The knowledge that most needs to be passed to future generations is the same knowledge that our own grand and great grandparents had. How to knit, sew, spin wool, make shoes, butcher animals, tan leather they are skills that were common just 70 years ago but are quite uncommon now. We are lucky in that organic gardening is very advanced now, plus that it is common knowledge that germs cause disease, you get your water upstream from where you go potty and that personal hygiene can prevent illness.
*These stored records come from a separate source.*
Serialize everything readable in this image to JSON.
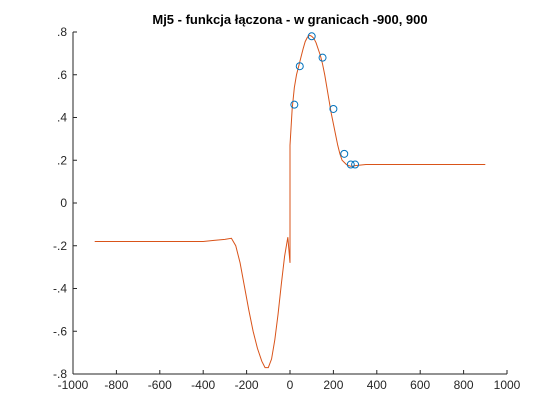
{
  "chart_data": {
    "type": "line",
    "title": "Mj5 - funkcja łączona - w granicach -900, 900",
    "xlabel": "",
    "ylabel": "",
    "xlim": [
      -1000,
      1000
    ],
    "ylim": [
      -0.8,
      0.8
    ],
    "xticks": [
      -1000,
      -800,
      -600,
      -400,
      -200,
      0,
      200,
      400,
      600,
      800,
      1000
    ],
    "yticks": [
      -0.8,
      -0.6,
      -0.4,
      -0.2,
      0,
      0.2,
      0.4,
      0.6,
      0.8
    ],
    "grid": false,
    "legend": "none",
    "series": [
      {
        "kind": "line",
        "color": "#d95319",
        "x": [
          -900,
          -800,
          -700,
          -600,
          -500,
          -400,
          -350,
          -300,
          -270,
          -250,
          -230,
          -210,
          -190,
          -170,
          -150,
          -130,
          -115,
          -100,
          -85,
          -70,
          -55,
          -40,
          -25,
          -10,
          0,
          0,
          10,
          20,
          30,
          40,
          50,
          60,
          70,
          80,
          90,
          100,
          110,
          120,
          130,
          140,
          150,
          160,
          170,
          180,
          190,
          200,
          210,
          220,
          230,
          240,
          250,
          260,
          270,
          280,
          290,
          300,
          350,
          400,
          500,
          600,
          700,
          800,
          900
        ],
        "y": [
          -0.18,
          -0.18,
          -0.18,
          -0.18,
          -0.18,
          -0.18,
          -0.175,
          -0.17,
          -0.165,
          -0.2,
          -0.28,
          -0.39,
          -0.5,
          -0.6,
          -0.68,
          -0.74,
          -0.77,
          -0.77,
          -0.73,
          -0.64,
          -0.52,
          -0.38,
          -0.25,
          -0.16,
          -0.28,
          0.27,
          0.44,
          0.54,
          0.6,
          0.64,
          0.68,
          0.72,
          0.755,
          0.775,
          0.785,
          0.78,
          0.77,
          0.75,
          0.72,
          0.69,
          0.65,
          0.6,
          0.54,
          0.48,
          0.42,
          0.37,
          0.32,
          0.27,
          0.23,
          0.2,
          0.19,
          0.18,
          0.175,
          0.172,
          0.172,
          0.175,
          0.18,
          0.18,
          0.18,
          0.18,
          0.18,
          0.18,
          0.18
        ]
      },
      {
        "kind": "scatter",
        "marker": "circle",
        "color": "#0072bd",
        "x": [
          20,
          45,
          100,
          150,
          200,
          250,
          280,
          300
        ],
        "y": [
          0.46,
          0.64,
          0.78,
          0.68,
          0.44,
          0.23,
          0.18,
          0.18
        ]
      }
    ]
  }
}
These will serve us well as the public health, food distribution and industrial agricultural systems breakdown.



One of the things that will be most helpful is the scientific method as it pertains to ecology. Understanding how to observe and model an ecosystem will be extremely helpful with food production when we do not have fossil fuels to rely on.



I will continue with technologies that need to be preserved and ways in which we can preserve them in the next post.

2 comments:

  1. Within the next five years I will:

    Buy all the Fox Fire books
    Learn to butcher my own meat
    Increase my understanding of food preservation
    Continue to support alternative non-petrochemical sources of household supplies
    Grow a majority of my own foodstuffs

    I fear for the world we are leaving our children and grandchildren. I want it to be better and not out of some apocalyptic science fiction novel.

    ReplyDelete
  2. I'll agree with you here. I love old-fashioned skills and I try to pick them up when I can. I think it is a way of life that will be found through necessity in the near future. We'll see!